Boosters - Needed? When?

This week saw an announcement from the Biden administration that a 3rd Covid-19 vaccine shot would be recommended for everyone 8 months after their second mRNA (Pfizer or Moderna) shot. Is this a good idea? What does it mean for you?

Since antibodies gradually fade over time, most vaccines are given in multiple doses over an extended time. If you get hepatitis B immunization, you get 3 shots over 6 months. Most childhood vaccines are spread out over years. The current shingles vaccine is given as two shots, 2 to 6 months apart.

The mRNA vaccines were tested (and thus approved for use) using a relatively tight time frame, 3 or 4 weeks apart. I am sure this was because of the urgency of getting these vaccines tested and available. Indirect evidence from Britain, where the second shot was deliberately delayed to permit as many first shots as possible, suggests a longer interval gives even better protection.

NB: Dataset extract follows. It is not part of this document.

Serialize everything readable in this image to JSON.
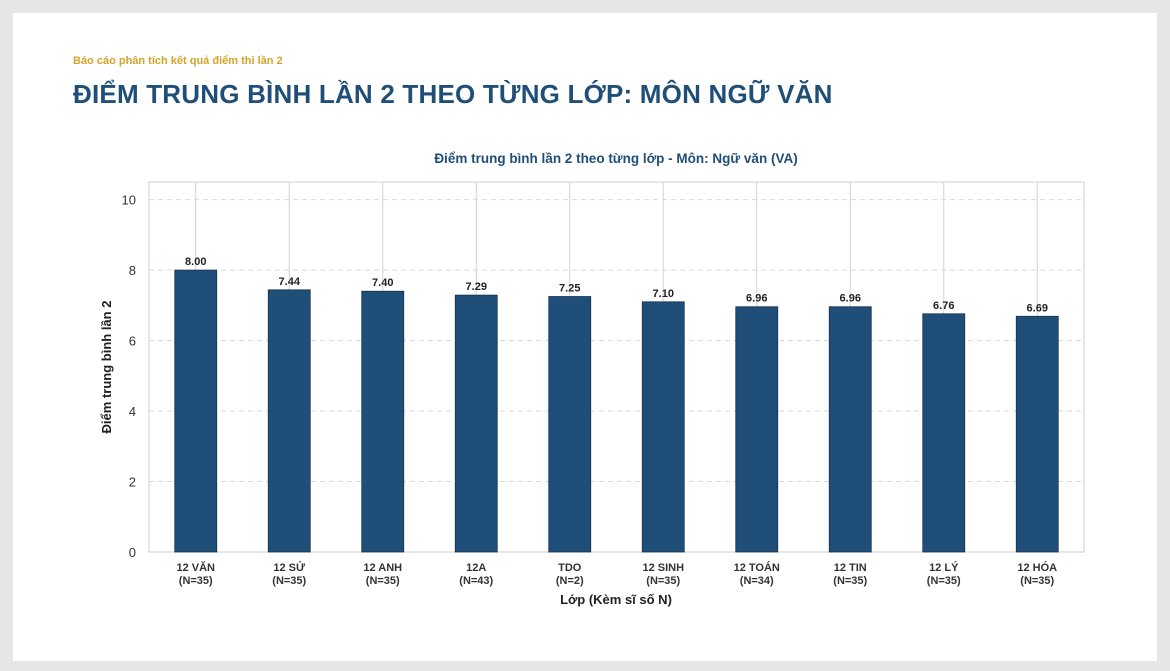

Real world evidence shows that these vaccines are extremely effective, even against the Delta variant, with 80%+ prevention of infection and 90%+ prevention of hospitalization out to 6 months. The one group where evidence strongly suggests a third dose is needed are those with depressed immune systems, such as transplant patients.

A recent study found that among nursing home residents, who got the vaccine early, the protection gradually waned, falling as low as 53% 8 months after vaccination. Another, looking at New York residents, found that protection against infection dropped from 92 to 80%, though protection against hospitalization remained over 90%.

A very small recent study, done by Pfizer, found a marked increase in antibodies when a booster dose was given 8-9 months after the second original vaccine.


1.Yes, a booster is probably a good idea.

2.If you have a depressed immune system, you should get this as soon as possible.

3.If you are otherwise healthy, there is no need to panic and seek one out before you are due.